Note: In Pod Six, Grammy talks about writing for her high school newspaper, Eli talks about learning how to interview people, and Grammy reads two silly poems. The day’s activity is to read a book by Shel Silverstein, who wrote wonderful poems. Please share this post! Click here to start from the beginning of the Poem Pod series.
Grammy: Hi everyone, Eli and I are here, bringing you Poem Pods—fun poems for fun people. And yes, indeed, we are still smiling under our masks. How are you today?
Eli: We hope are doing something more fun than social distancing!
Grammy: Today I’ll talk with you about writing I did in high school. I was an official reporter for the school newspaper, which I think was called The Rebel. I lived in Walpole, Massachusetts, during the school year and attended Walpole High School. My journalism teacher’s name was Mr. Schnorbus. Isn’t that a funny name? He was a very nice man who made his students feel safe and confident. I remember interviewing people for the first time and being very nervous. Eli, you are only 11, and you have already done several interviews! What do you think of that?
Eli: I think it’s cool because I get to hear peoples’ perspectives on things.
Grammy: I think that’s cool too. I think that it’s fun to ask people questions, and you get to learn about people, right? You learn things.

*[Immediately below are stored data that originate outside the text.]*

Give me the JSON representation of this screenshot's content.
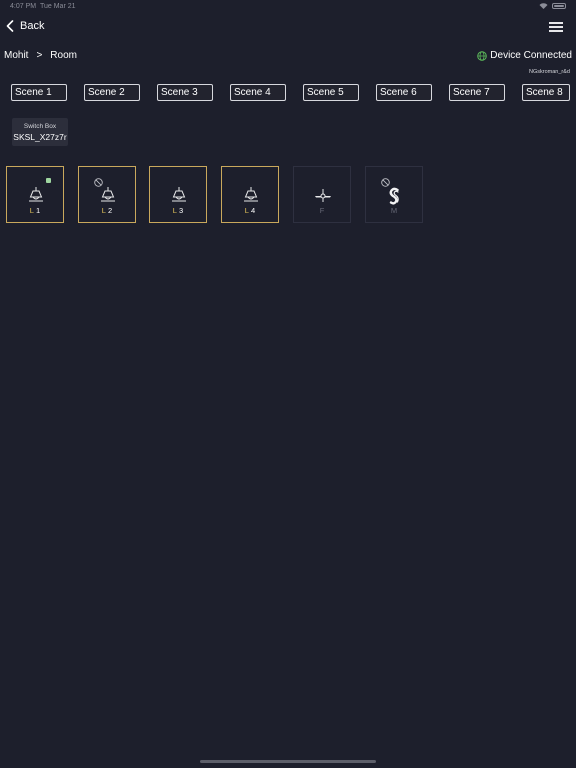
{
  "status_bar": {
    "time": "4:07 PM",
    "date": "Tue Mar 21"
  },
  "nav": {
    "back_label": "Back"
  },
  "breadcrumb": {
    "home": "Mohit",
    "separator": ">",
    "room": "Room"
  },
  "device": {
    "status": "Device Connected",
    "network": "NGskroman_r&d",
    "status_color": "#5bb75a"
  },
  "scenes": [
    "Scene 1",
    "Scene 2",
    "Scene 3",
    "Scene 4",
    "Scene 5",
    "Scene 6",
    "Scene 7",
    "Scene 8"
  ],
  "switch_box": {
    "title": "Switch Box",
    "id": "SKSL_X27z7r"
  },
  "tiles": [
    {
      "prefix": "L",
      "number": "1",
      "icon": "ceiling-lamp-icon",
      "active": true,
      "badge": "status-dot"
    },
    {
      "prefix": "L",
      "number": "2",
      "icon": "ceiling-lamp-icon",
      "active": true,
      "badge": "block"
    },
    {
      "prefix": "L",
      "number": "3",
      "icon": "ceiling-lamp-icon",
      "active": true
    },
    {
      "prefix": "L",
      "number": "4",
      "icon": "ceiling-lamp-icon",
      "active": true
    },
    {
      "prefix": "",
      "number": "F",
      "icon": "fan-icon",
      "active": false
    },
    {
      "prefix": "",
      "number": "M",
      "icon": "master-switch-icon",
      "active": false,
      "badge": "block"
    }
  ],
  "colors": {
    "background": "#1d1f2c",
    "accent": "#c9a85c",
    "label_accent": "#e5c55a"
  }
}
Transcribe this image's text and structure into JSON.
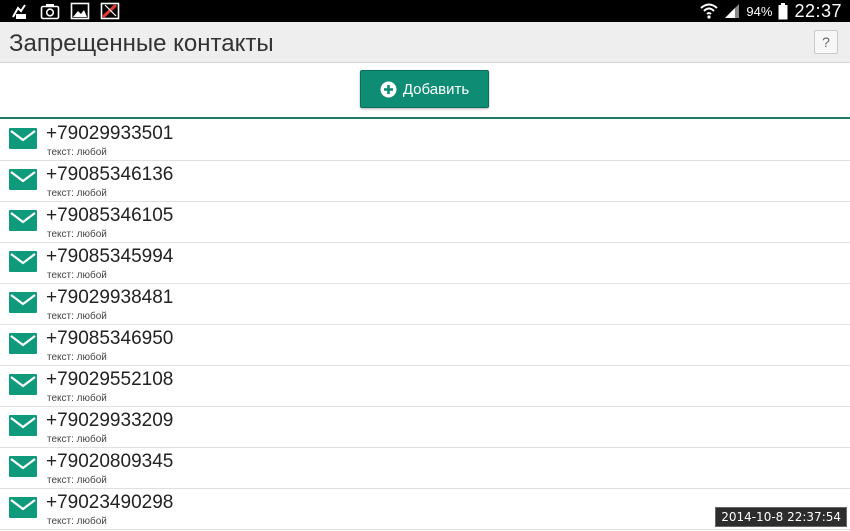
{
  "status_bar": {
    "icons": [
      "usb-debug-icon",
      "screenshot-icon",
      "gallery-icon",
      "blocked-icon"
    ],
    "battery": "94%",
    "time": "22:37"
  },
  "header": {
    "title": "Запрещенные контакты",
    "help": "?"
  },
  "toolbar": {
    "add_label": "Добавить"
  },
  "contacts": [
    {
      "phone": "+79029933501",
      "text": "текст: любой"
    },
    {
      "phone": "+79085346136",
      "text": "текст: любой"
    },
    {
      "phone": "+79085346105",
      "text": "текст: любой"
    },
    {
      "phone": "+79085345994",
      "text": "текст: любой"
    },
    {
      "phone": "+79029938481",
      "text": "текст: любой"
    },
    {
      "phone": "+79085346950",
      "text": "текст: любой"
    },
    {
      "phone": "+79029552108",
      "text": "текст: любой"
    },
    {
      "phone": "+79029933209",
      "text": "текст: любой"
    },
    {
      "phone": "+79020809345",
      "text": "текст: любой"
    },
    {
      "phone": "+79023490298",
      "text": "текст: любой"
    }
  ],
  "overlay": {
    "timestamp": "2014-10-8 22:37:54"
  },
  "colors": {
    "accent": "#0f8d74",
    "icon": "#109a7c"
  }
}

Grammy: That’s kind of how I learned journalism in high school. I had to interview people, usually my friends or other kids I knew in school. I had to gather the facts, and I had to be accurate. So it wasn’t very creative writing. It was journalistic. What do you think would be more fun Eli? Writing about the facts, or more creative writing?

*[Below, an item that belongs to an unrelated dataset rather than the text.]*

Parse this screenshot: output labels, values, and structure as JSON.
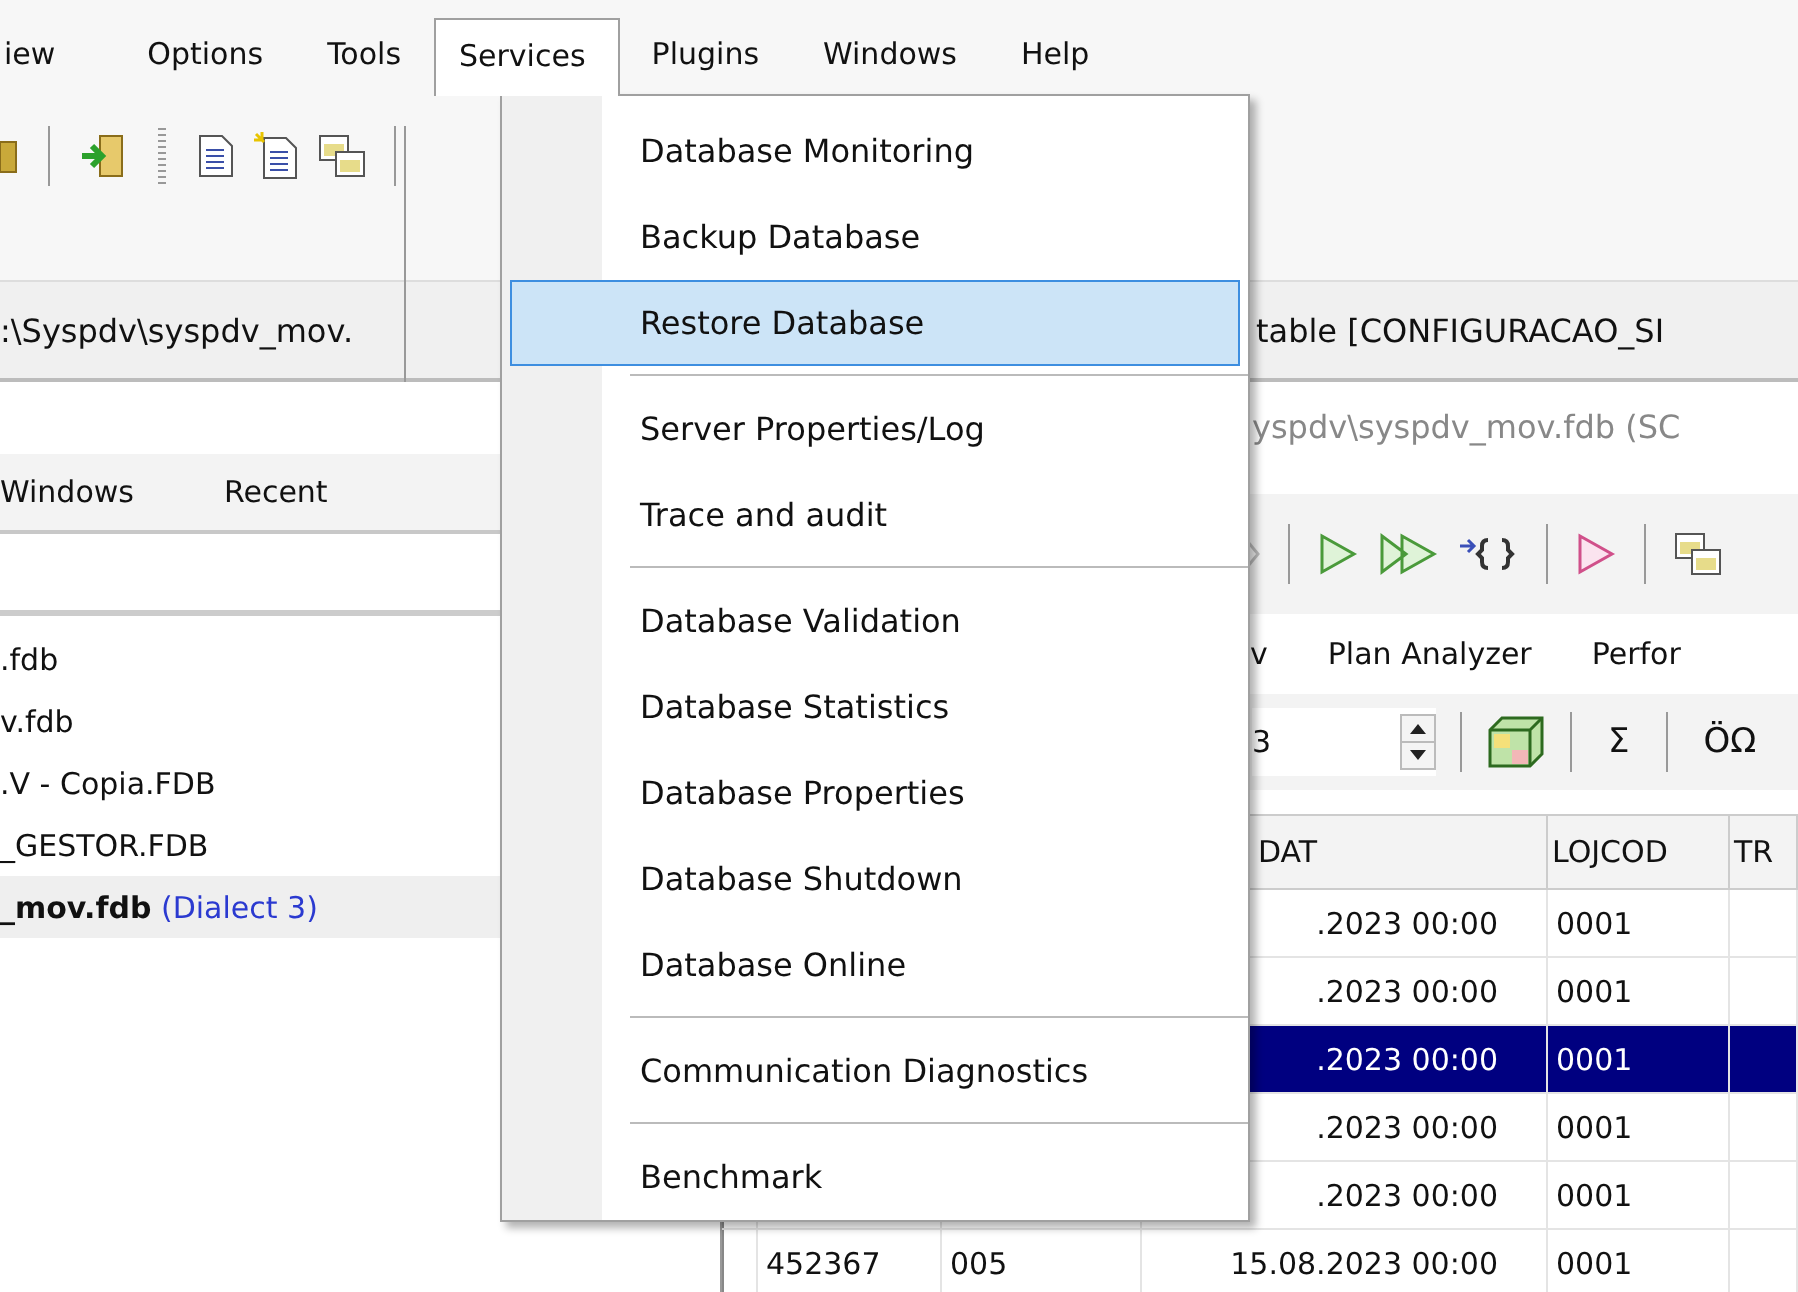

Eli: I think writing about the facts would be more fun. I like writing about the facts.
Eli: You get to ask people questions and hear their perspective on it. And then you get to write down what they said and then it goes into something like a newspaper…
Grammy: Or a blog.
Eli: Or a talk show.
Grammy: Or a podcast, like this.
Grammy: I can see all that. I do more journalistic kind of writing in my Beetle Press work, but I do creative writing with Janice Beetle Books. I do feel a little more inspired when an idea comes from my heart, like this idea for the Poem Pods, instead of as an assignment from, in your case, a teacher, and in my case, a client. So, … today’s poems. I have no idea what inspired them. I think I was just sitting around, dreaming things up.
The first poem is called:
Once there was a silly clown
who took to sleeping upside down.
One day when he got out of bed,
Two legs had grown down
from his head.
Grammy: That must make it really hard to walk.

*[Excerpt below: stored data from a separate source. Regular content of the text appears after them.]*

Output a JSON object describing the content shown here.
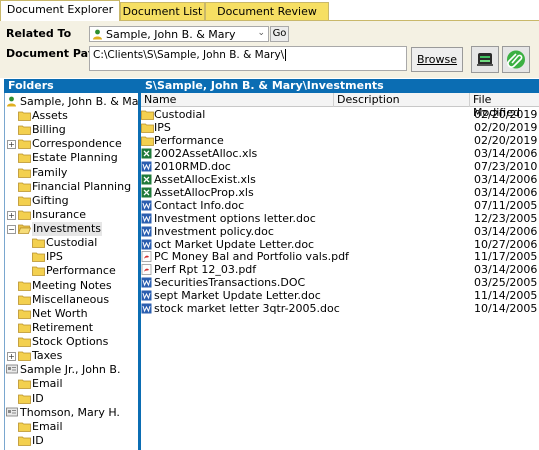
{
  "tabs": [
    {
      "label": "Document Explorer",
      "active": true
    },
    {
      "label": "Document List",
      "active": false
    },
    {
      "label": "Document Review",
      "active": false
    }
  ],
  "top": {
    "related_to_label": "Related To",
    "related_to_value": "Sample, John B. & Mary",
    "go_label": "Go",
    "doc_path_label": "Document Path",
    "doc_path_value": "C:\\Clients\\S\\Sample, John B. & Mary\\",
    "browse_label": "Browse"
  },
  "folders_header": "Folders",
  "path_header": "S\\Sample, John B. & Mary\\Investments",
  "tree": [
    {
      "label": "Sample, John B. & Mary",
      "level": 0,
      "icon": "person-icon",
      "expander": ""
    },
    {
      "label": "Assets",
      "level": 1,
      "icon": "folder-icon",
      "expander": ""
    },
    {
      "label": "Billing",
      "level": 1,
      "icon": "folder-icon",
      "expander": ""
    },
    {
      "label": "Correspondence",
      "level": 1,
      "icon": "folder-icon",
      "expander": "+"
    },
    {
      "label": "Estate Planning",
      "level": 1,
      "icon": "folder-icon",
      "expander": ""
    },
    {
      "label": "Family",
      "level": 1,
      "icon": "folder-icon",
      "expander": ""
    },
    {
      "label": "Financial Planning",
      "level": 1,
      "icon": "folder-icon",
      "expander": ""
    },
    {
      "label": "Gifting",
      "level": 1,
      "icon": "folder-icon",
      "expander": ""
    },
    {
      "label": "Insurance",
      "level": 1,
      "icon": "folder-icon",
      "expander": "+"
    },
    {
      "label": "Investments",
      "level": 1,
      "icon": "open-folder-icon",
      "expander": "-",
      "selected": true
    },
    {
      "label": "Custodial",
      "level": 2,
      "icon": "folder-icon",
      "expander": ""
    },
    {
      "label": "IPS",
      "level": 2,
      "icon": "folder-icon",
      "expander": ""
    },
    {
      "label": "Performance",
      "level": 2,
      "icon": "folder-icon",
      "expander": ""
    },
    {
      "label": "Meeting Notes",
      "level": 1,
      "icon": "folder-icon",
      "expander": ""
    },
    {
      "label": "Miscellaneous",
      "level": 1,
      "icon": "folder-icon",
      "expander": ""
    },
    {
      "label": "Net Worth",
      "level": 1,
      "icon": "folder-icon",
      "expander": ""
    },
    {
      "label": "Retirement",
      "level": 1,
      "icon": "folder-icon",
      "expander": ""
    },
    {
      "label": "Stock Options",
      "level": 1,
      "icon": "folder-icon",
      "expander": ""
    },
    {
      "label": "Taxes",
      "level": 1,
      "icon": "folder-icon",
      "expander": "+"
    },
    {
      "label": "Sample Jr., John B.",
      "level": 0,
      "icon": "card-icon",
      "expander": ""
    },
    {
      "label": "Email",
      "level": 1,
      "icon": "folder-icon",
      "expander": ""
    },
    {
      "label": "ID",
      "level": 1,
      "icon": "folder-icon",
      "expander": ""
    },
    {
      "label": "Thomson, Mary H.",
      "level": 0,
      "icon": "card-icon",
      "expander": ""
    },
    {
      "label": "Email",
      "level": 1,
      "icon": "folder-icon",
      "expander": ""
    },
    {
      "label": "ID",
      "level": 1,
      "icon": "folder-icon",
      "expander": ""
    }
  ],
  "columns": {
    "name": "Name",
    "description": "Description",
    "modified": "File Modified"
  },
  "files": [
    {
      "name": "Custodial",
      "date": "02/20/2019",
      "icon": "folder-icon"
    },
    {
      "name": "IPS",
      "date": "02/20/2019",
      "icon": "folder-icon"
    },
    {
      "name": "Performance",
      "date": "02/20/2019",
      "icon": "folder-icon"
    },
    {
      "name": "2002AssetAlloc.xls",
      "date": "03/14/2006",
      "icon": "excel-icon"
    },
    {
      "name": "2010RMD.doc",
      "date": "07/23/2010",
      "icon": "word-icon"
    },
    {
      "name": "AssetAllocExist.xls",
      "date": "03/14/2006",
      "icon": "excel-icon"
    },
    {
      "name": "AssetAllocProp.xls",
      "date": "03/14/2006",
      "icon": "excel-icon"
    },
    {
      "name": "Contact Info.doc",
      "date": "07/11/2005",
      "icon": "word-icon"
    },
    {
      "name": "Investment options letter.doc",
      "date": "12/23/2005",
      "icon": "word-icon"
    },
    {
      "name": "Investment policy.doc",
      "date": "03/14/2006",
      "icon": "word-icon"
    },
    {
      "name": "oct Market Update Letter.doc",
      "date": "10/27/2006",
      "icon": "word-icon"
    },
    {
      "name": "PC Money Bal and Portfolio vals.pdf",
      "date": "11/17/2005",
      "icon": "pdf-icon"
    },
    {
      "name": "Perf  Rpt 12_03.pdf",
      "date": "03/14/2006",
      "icon": "pdf-icon"
    },
    {
      "name": "SecuritiesTransactions.DOC",
      "date": "03/25/2005",
      "icon": "word-icon"
    },
    {
      "name": "sept Market Update Letter.doc",
      "date": "11/14/2005",
      "icon": "word-icon"
    },
    {
      "name": "stock market letter 3qtr-2005.doc",
      "date": "10/14/2005",
      "icon": "word-icon"
    }
  ],
  "colors": {
    "header_blue": "#0b6db3",
    "tab_yellow": "#f6df63",
    "folder_yellow": "#f3d04f",
    "panel_bg": "#f4f1e3"
  }
}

The next poem is a limerick, which is the name of a particular kind of poem with five lines and a certain rhyming pattern. It’s cleverly called:
There once was a doll made of rags.
Her legs waved just like flags.
She ran rather slow,
Especially on snow.
And she was never a winner at tag.
Grammy: Today I wanted to talk with you about other authors who use rhymes to tell a story. Like Shel Silverstein. Eli, do you know Shel?
Eli: Well, no I don’t know him like know-know him as a person.
Grammy: Okay, that’s fair.
Eli: But I know his stories. I’ve read “The Giving Tree,” “Where the Sidewalk Ends,” “A Light in the Attic,” and one of my favorite ones, “Falling Up.”
Grammy: What did you like about “Falling Up,” better than the other ones?
Eli: I like how all of his poems are really funny and really silly.
Grammy: He’s pretty clever, huh?
Eli: Yeah, he is.
Grammy: “The Giving Tree” was really different.
Eli: Yeah, it was really different, and the end of it was really sad.
Grammy: It’s really sad. It always makes me cry when I read it. So Eli, what’s our activity for today?
Eli: Our activity for today is that you get your hands on a Shel Silverstein book. Or listen to one on Audible. Read his poems, and enjoy his fun drawings.
Grammy: Kids I think you’d really like Shel Silverstein, and he does do—or he did do—all of his own drawings. Post your favorite Shel Silverstein poem on my blog or my Facebook page at Janice Beetle Books. I want to hear which ones are your favorite.
Eli: I drew a picture today to go with my Grammy’s poem. I’ll share it on my Grammy’s blog and Facebook! (Grammy will have to do it. I don’t have an account.) Draw your own picture too! And share it with us on my Grammy’s blog.
Grammy: And if you have to, you can have your grown-up share it for you, if you don’t have an account either.
Eli and Grammy: That’s the end of the sixth Poem Pod. Remember… We are smiling under our masks, and we hope you are too!